Why Do Flames and Fire Always Go Upward?

Light a match and, while it’s burning, twist it into a variety of positions. The flame keeps pointing unerringly upward, regardless of the orientation of its fuel. How, indeed, does it “know”?

You are well aware that hot air rises. A flame, whatever it is, must therefore be carried upward by the rising current of hot air. And that’s all we need to know about why flames go upward.

But a more challenging question is, What is a flame? Is it the rising air itself, glowing from the heat? Nope.

A flame is a region of space in which a chemical reaction is going on: combustion,  a reaction between the oxygen in the air and a flammable gas.

Did I say gas? Yes. But don’t solids and liquids burn with flames also? Yes. (And when will I stop asking questions of myself?)

Wood and coal are solids, and they are indeed flammable; gasoline and kerosene are liquids, and they are indeed flammable. But none of them will actually burn until they have been converted into a gas or vapor. It’s their vapors that burn, because only vapors can mix into the air intimately enough to rub elbows, rub molecules, that is, with the air’s oxygen.
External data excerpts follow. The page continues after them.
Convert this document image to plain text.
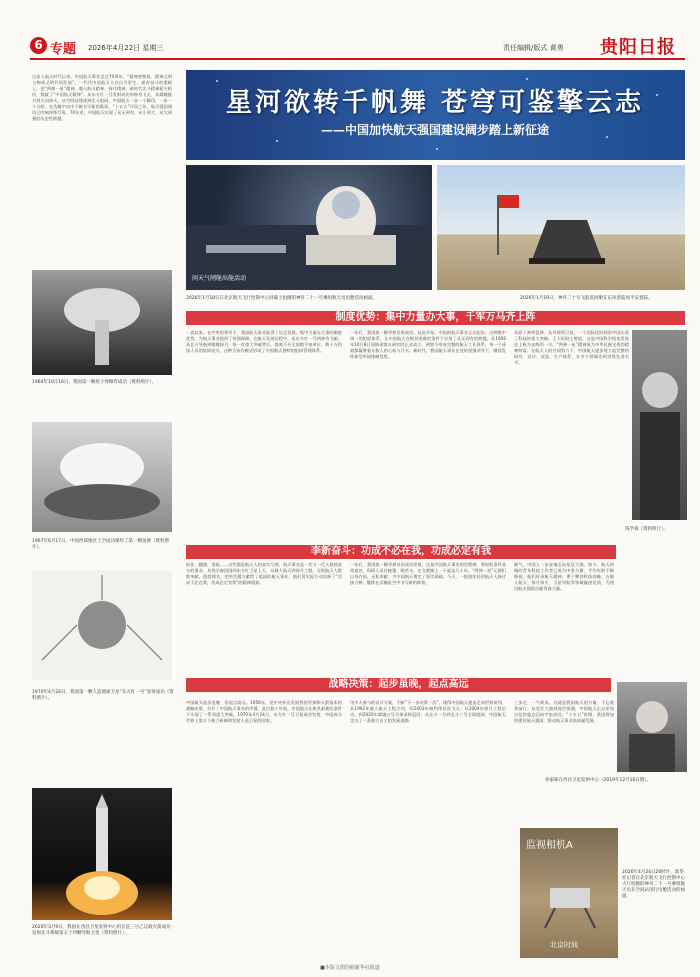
6 专题 2026年4月22日 星期三	责任编辑/版式 黄勇 贵阳日报
自步入航天时代以来，中国航天事业走过70周年。“精神变物质，精神文明与物质文明共同发展”。一代代中国航天人在自力更生、艰苦奋斗的道路上，把“两弹一星”精神、载人航天精神、探月精神、新时代北斗精神薪火相传，铸就了“中国航天精神”。从东方红一号发射成功到神舟飞天，从嫦娥揽月到天问探火，从空间站建成到北斗组网，中国航天一步一个脚印，一步一个台阶，在浩瀚宇宙中不断书写新的篇章。“十五五”开局之年，航天强国建设已吹响冲锋号角。70年来，中国航天实现了从无到有、从小到大、从大到强的历史性跨越。
星河欲转千帆舞 苍穹可鉴擎云志
——中国加快航天强国建设阔步踏上新征途
问天气闸舱出舱活动
2026年1月18日在北京航天飞行控制中心屏幕上拍摄的神舟二十一号乘组航天员出舱活动画面。	2026年1月19日，神舟二十号飞船返回舱在东风着陆场平安着陆。
1964年10月16日，我国第一颗原子弹爆炸成功（资料照片）。
制度优势：集中力量办大事，千军万马齐上阵
一直以来，在中央的领导下，我国航天事业取得了长足发展。集中力量办大事的制度优势，为航天事业提供了坚强保障。在航天发展历程中，从东方红一号到神舟飞船，从北斗导航到嫦娥探月，每一次重大突破背后，都离不开全国数千家单位、数十万科技人员的协同攻关。这种大协作模式形成了中国航天独特的组织管理体系。
一年后，我国第一颗导弹发射成功。从此开始，中国的航天事业正式起步。这种集中统一的组织体系，让中国航天在极其困难的条件下实现了从无到有的跨越。从1956年10月8日国防部第五研究院正式成立，到如今形成完整的航天工业体系，每一个成就都凝聚着无数人的心血与汗水。新时代，我国航天事业在党的坚强领导下，继续发挥新型举国体制优势。
从原子弹到氢弹，从导弹到卫星，一个国际化时间里中国实现了科技的重大突破。王大珩院士曾说，这是中国科学技术发展史上极为光辉的一页。“两弹一星”精神成为中华民族宝贵的精神财富。在航天人的共同努力下，中国航天逐步建立起完整的研究、设计、试验、生产体系，在多个领域达到世界先进水平。
钱学森（资料照片）。
1967年6月17日，中国西部地区上空成功爆炸了第一颗氢弹（资料照片）。	李新奋斗：功成不必在我，功成必定有我
前往、翻越、进取……这些都是航天人的真实写照。航天事业是一代又一代人接续奋斗的事业。从钱学森回国到东方红卫星上天，从载人航天到探月工程，无数航天人默默奉献，隐姓埋名，把毕生精力献给了祖国的航天事业。他们用实际行动诠释了“功成不必在我，功成必定有我”的精神境界。
一年后，我国第一颗导弹首次成功发射，这是中国航天事业的里程碑。那时的条件非常艰苦，科研人员住帐篷、喝苦水，在戈壁滩上一干就是几十年。“两弹一星”元勋们以身许国、无私奉献，为中国航天奠定了坚实基础。今天，一批批年轻的航天人接过接力棒，继续在浩瀚星空中书写新的辉煌。
硬气，中国人一步步地迈向星辰大海。如今，航天领域的青年科技工作者已成为中坚力量，平均年龄不断降低。他们传承航天精神，勇于攀登科技高峰，在载人航天、探月探火、卫星导航等领域屡创佳绩，为建设航天强国贡献青春力量。
1970年4月24日，我国第一颗人造地球卫星“东方红一号”发射成功（资料照片）。
孙家栋在西昌卫星发射中心（2019年12月16日摄）。
战略决策：起步虽晚，起点高远
中国航天起步虽晚，但起点高远。1956年，党中央作出发展我国导弹和火箭技术的战略决策，拉开了中国航天事业的序幕。此后数十年间，中国航天在极其艰难的条件下实现了一系列重大突破。1970年4月24日，东方红一号卫星成功发射，中国成为世界上第五个独立研制和发射人造卫星的国家。
用多人参与的设计方案，不断“下一步决策一次”，使得中国航天逐步走向世界前列。从1992年载人航天工程立项，到2003年杨利伟首次飞天；从2004年探月工程启动，到2020年嫦娥五号月球采样返回；从北斗一号到北斗三号全球组网，中国航天走出了一条独立自主的发展道路。
三步走，一气呵成。这就是我国航天的力量，不忘使命前行。从苍茫大漠到深空探测，中国航天正以更加自信的姿态迈向宇宙深处。“十五五”时期，我国将加快建设航天强国，推动航天事业高质量发展。
2020年3月9日，我国在西昌卫星发射中心用长征三号乙运载火箭成功发射北斗系统第五十四颗导航卫星（资料照片）。
监视相机A
北京时间
2026年4月24日20时许，新华社记者在北京航天飞行控制中心大厅拍摄的神舟二十一号乘组航天员在空间站进行出舱活动的画面。
■本版文图均据新华社报道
Molecules can’t react unless they actually come into contact with one another. The oxygen gas in the air can’t penetrate the solid or liquid fuel, so the fuel must vaporize and go out to meet the oxygen. That’s why we have to light a fire. We have to get the fuel hot enough in at least one small location, so it will vaporize. Once the vapor starts burning, the heat of combustion, the combustion reaction releases heat, keeps vaporizing more and more fuel and keeps the process going until all the fuel is gone. (Provided that there is an inexhaustible supply of oxygen.)
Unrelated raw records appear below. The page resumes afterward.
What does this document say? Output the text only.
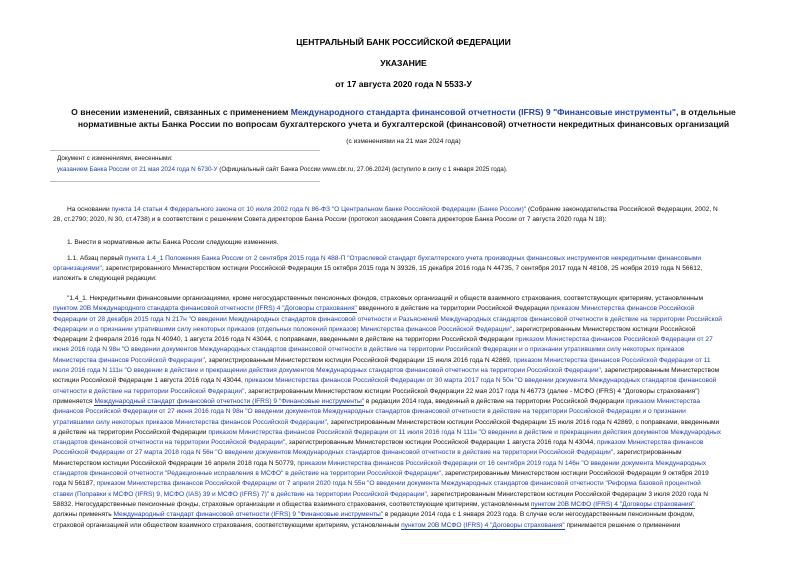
ЦЕНТРАЛЬНЫЙ БАНК РОССИЙСКОЙ ФЕДЕРАЦИИ
УКАЗАНИЕ
от 17 августа 2020 года N 5533-У
О внесении изменений, связанных с применением Международного стандарта финансовой отчетности (IFRS) 9 "Финансовые инструменты", в отдельные
нормативные акты Банка России по вопросам бухгалтерского учета и бухгалтерской (финансовой) отчетности некредитных финансовых организаций
(с изменениями на 21 мая 2024 года)
Документ с изменениями, внесенными:
указанием Банка России от 21 мая 2024 года N 6730-У (Официальный сайт Банка России www.cbr.ru, 27.06.2024) (вступило в силу с 1 января 2025 года).
На основании пункта 14 статьи 4 Федерального закона от 10 июля 2002 года N 86-ФЗ "О Центральном банке Российской Федерации (Банке России)" (Собрание законодательства Российской Федерации, 2002, N
28, ст.2790; 2020, N 30, ст.4738) и в соответствии с решением Совета директоров Банка России (протокол заседания Совета директоров Банка России от 7 августа 2020 года N 18):
1. Внести в нормативные акты Банка России следующие изменения.
1.1. Абзац первый пункта 1.4_1 Положения Банка России от 2 сентября 2015 года N 488-П "Отраслевой стандарт бухгалтерского учета производных финансовых инструментов некредитными финансовыми
организациями", зарегистрированного Министерством юстиции Российской Федерации 15 октября 2015 года N 39326, 15 декабря 2016 года N 44735, 7 сентября 2017 года N 48108, 25 ноября 2019 года N 56612,
изложить в следующей редакции:
"1.4_1. Некредитными финансовыми организациями, кроме негосударственных пенсионных фондов, страховых организаций и обществ взаимного страхования, соответствующих критериям, установленным
пунктом 20В Международного стандарта финансовой отчетности (IFRS) 4 "Договоры страхования" введенного в действие на территории Российской Федерации приказом Министерства финансов Российской
Федерации от 28 декабря 2015 года N 217н "О введении Международных стандартов финансовой отчетности и Разъяснений Международных стандартов финансовой отчетности в действие на территории Российской
Федерации и о признании утратившими силу некоторых приказов (отдельных положений приказов) Министерства финансов Российской Федерации", зарегистрированным Министерством юстиции Российской
Федерации 2 февраля 2016 года N 40940, 1 августа 2016 года N 43044, с поправками, введенными в действие на территории Российской Федерации приказом Министерства финансов Российской Федерации от 27
июня 2016 года N 98н "О введении документов Международных стандартов финансовой отчетности в действие на территории Российской Федерации и о признании утратившими силу некоторых приказов
Министерства финансов Российской Федерации", зарегистрированным Министерством юстиции Российской Федерации 15 июля 2016 года N 42869, приказом Министерства финансов Российской Федерации от 11
июля 2016 года N 111н "О введении в действие и прекращении действия документов Международных стандартов финансовой отчетности на территории Российской Федерации", зарегистрированным Министерством
юстиции Российской Федерации 1 августа 2016 года N 43044, приказом Министерства финансов Российской Федерации от 30 марта 2017 года N 50н "О введении документа Международных стандартов финансовой
отчетности в действие на территории Российской Федерации", зарегистрированным Министерством юстиции Российской Федерации 22 мая 2017 года N 46773 (далее - МСФО (IFRS) 4 "Договоры страхования")
применяется Международный стандарт финансовой отчетности (IFRS) 9 "Финансовые инструменты" в редакции 2014 года, введенный в действие на территории Российской Федерации приказом Министерства
финансов Российской Федерации от 27 июня 2016 года N 98н "О введении документов Международных стандартов финансовой отчетности в действие на территории Российской Федерации и о признании
утратившими силу некоторых приказов Министерства финансов Российской Федерации", зарегистрированным Министерством юстиции Российской Федерации 15 июля 2016 года N 42869, с поправками, введенными
в действие на территории Российской Федерации приказом Министерства финансов Российской Федерации от 11 июля 2016 года N 111н "О введении в действие и прекращении действия документов Международных
стандартов финансовой отчетности на территории Российской Федерации", зарегистрированным Министерством юстиции Российской Федерации 1 августа 2016 года N 43044, приказом Министерства финансов
Российской Федерации от 27 марта 2018 года N 56н "О введении документов Международных стандартов финансовой отчетности в действие на территории Российской Федерации", зарегистрированным
Министерством юстиции Российской Федерации 16 апреля 2018 года N 50779, приказом Министерства финансов Российской Федерации от 16 сентября 2019 года N 146н "О введении документа Международных
стандартов финансовой отчетности "Редакционные исправления в МСФО" в действие на территории Российской Федерации", зарегистрированным Министерством юстиции Российской Федерации 9 октября 2019
года N 56187, приказом Министерства финансов Российской Федерации от 7 апреля 2020 года N 55н "О введении документа Международных стандартов финансовой отчетности "Реформа базовой процентной
ставки (Поправки к МСФО (IFRS) 9, МСФО (IAS) 39 и МСФО (IFRS) 7)" в действие на территории Российской Федерации", зарегистрированным Министерством юстиции Российской Федерации 3 июля 2020 года N
58832. Негосударственные пенсионные фонды, страховые организации и общества взаимного страхования, соответствующие критериям, установленным пунктом 20В МСФО (IFRS) 4 "Договоры страхования"
должны применять Международный стандарт финансовой отчетности (IFRS) 9 "Финансовые инструменты" в редакции 2014 года с 1 января 2023 года. В случае если негосударственным пенсионным фондом,
страховой организацией или обществом взаимного страхования, соответствующими критериям, установленным пунктом 20В МСФО (IFRS) 4 "Договоры страхования" принимается решение о применении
A fuel that is already a vapor, such as the methane in our kitchen gas ranges, has no trouble mixing with the air, so it can be ignited by a mere spark. Propane-burning gas grills and butane-burning cigarette lighters contain those fuels in the liquid form, under pressure. But as soon as they are released, they vaporize into gases and mix into the air, whereupon they can also be ignited easily by a spark.

When we light a candle with a match, the match first has to melt a bit of the wax, the liquefied wax must travel up the wick by capillary attraction, and the match must vaporize some of that liquid. Only then can the wax vapor mix with the air and ignite. Without a wick to conduct the liquefied wax up to where there is a good air supply, a candle won’t burn.
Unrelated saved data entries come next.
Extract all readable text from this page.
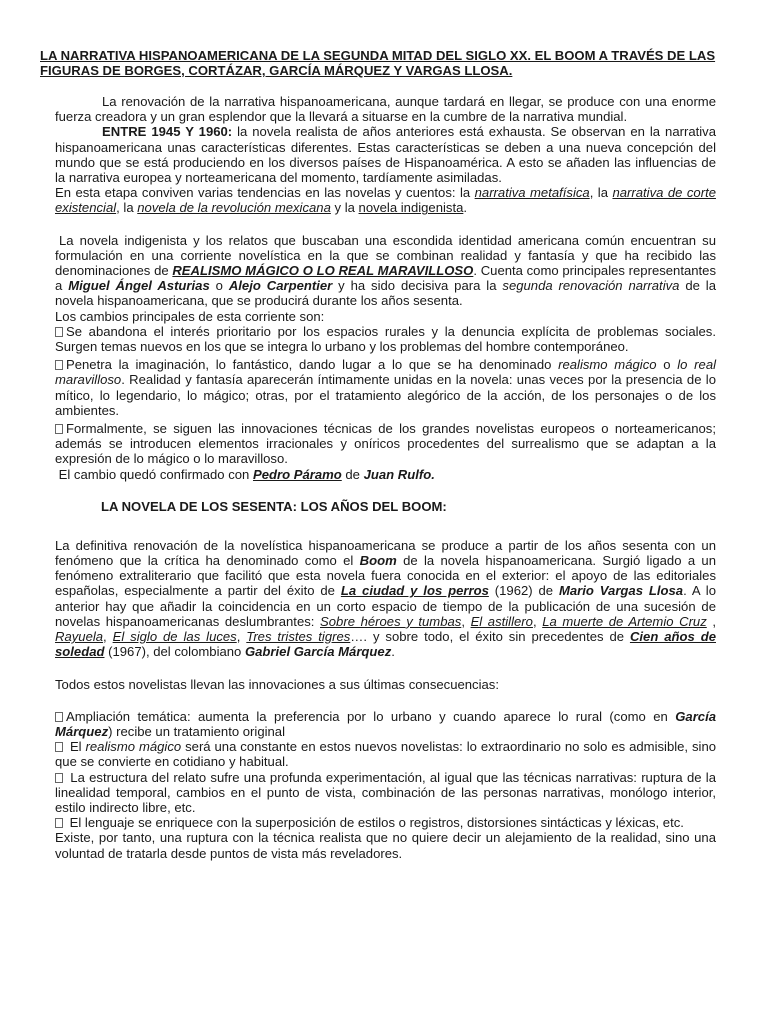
LA NARRATIVA HISPANOAMERICANA DE LA SEGUNDA MITAD DEL SIGLO XX. EL BOOM A TRAVÉS DE LAS FIGURAS DE BORGES, CORTÁZAR, GARCÍA MÁRQUEZ Y VARGAS LLOSA.

La renovación de la narrativa hispanoamericana, aunque tardará en llegar, se produce con una enorme fuerza creadora y un gran esplendor que la llevará a situarse en la cumbre de la narrativa mundial.

ENTRE 1945 Y 1960: la novela realista de años anteriores está exhausta. Se observan en la narrativa hispanoamericana unas características diferentes. Estas características se deben a una nueva concepción del mundo que se está produciendo en los diversos países de Hispanoamérica. A esto se añaden las influencias de la narrativa europea y norteamericana del momento, tardíamente asimiladas.

En esta etapa conviven varias tendencias en las novelas y cuentos: la narrativa metafísica, la narrativa de corte existencial, la novela de la revolución mexicana y la novela indigenista.

La novela indigenista y los relatos que buscaban una escondida identidad americana común encuentran su formulación en una corriente novelística en la que se combinan realidad y fantasía y que ha recibido las denominaciones de REALISMO MÁGICO O LO REAL MARAVILLOSO. Cuenta como principales representantes a Miguel Ángel Asturias o Alejo Carpentier y ha sido decisiva para la segunda renovación narrativa de la novela hispanoamericana, que se producirá durante los años sesenta.

Los cambios principales de esta corriente son:

Se abandona el interés prioritario por los espacios rurales y la denuncia explícita de problemas sociales. Surgen temas nuevos en los que se integra lo urbano y los problemas del hombre contemporáneo.

Penetra la imaginación, lo fantástico, dando lugar a lo que se ha denominado realismo mágico o lo real maravilloso. Realidad y fantasía aparecerán íntimamente unidas en la novela: unas veces por la presencia de lo mítico, lo legendario, lo mágico; otras, por el tratamiento alegórico de la acción, de los personajes o de los ambientes.

Formalmente, se siguen las innovaciones técnicas de los grandes novelistas europeos o norteamericanos; además se introducen elementos irracionales y oníricos procedentes del surrealismo que se adaptan a la expresión de lo mágico o lo maravilloso.

El cambio quedó confirmado con Pedro Páramo de Juan Rulfo.

LA NOVELA DE LOS SESENTA: LOS AÑOS DEL BOOM:

La definitiva renovación de la novelística hispanoamericana se produce a partir de los años sesenta con un fenómeno que la crítica ha denominado como el Boom de la novela hispanoamericana. Surgió ligado a un fenómeno extraliterario que facilitó que esta novela fuera conocida en el exterior: el apoyo de las editoriales españolas, especialmente a partir del éxito de La ciudad y los perros (1962) de Mario Vargas Llosa. A lo anterior hay que añadir la coincidencia en un corto espacio de tiempo de la publicación de una sucesión de novelas hispanoamericanas deslumbrantes: Sobre héroes y tumbas, El astillero, La muerte de Artemio Cruz , Rayuela, El siglo de las luces, Tres tristes tigres…. y sobre todo, el éxito sin precedentes de Cien años de soledad (1967), del colombiano Gabriel García Márquez.

Todos estos novelistas llevan las innovaciones a sus últimas consecuencias:

Ampliación temática: aumenta la preferencia por lo urbano y cuando aparece lo rural (como en García Márquez) recibe un tratamiento original

El realismo mágico será una constante en estos nuevos novelistas: lo extraordinario no solo es admisible, sino que se convierte en cotidiano y habitual.

La estructura del relato sufre una profunda experimentación, al igual que las técnicas narrativas: ruptura de la linealidad temporal, cambios en el punto de vista, combinación de las personas narrativas, monólogo interior, estilo indirecto libre, etc.

El lenguaje se enriquece con la superposición de estilos o registros, distorsiones sintácticas y léxicas, etc.

Existe, por tanto, una ruptura con la técnica realista que no quiere decir un alejamiento de la realidad, sino una voluntad de tratarla desde puntos de vista más reveladores.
But if a flame is simply two invisible gases reacting with each other, how come we can see it? In the case of a candle, the flame is visible because oxygen can’t flow in fast enough to react completely with all of the rapidly vaporizing wax. So some wax remains unburned as tiny particles of carbon, glowing yellow from the heat and swept upward by the current of hot air.

As the crowd of glowing carbon particles rises higher, the oxygen nibbles away at its outer edges, burning particles up completely into invisible carbon dioxide gas. The crowd of glowing particles is thus depleted more and more as it rises. That’s why a candle flame tapers off toward its upper end.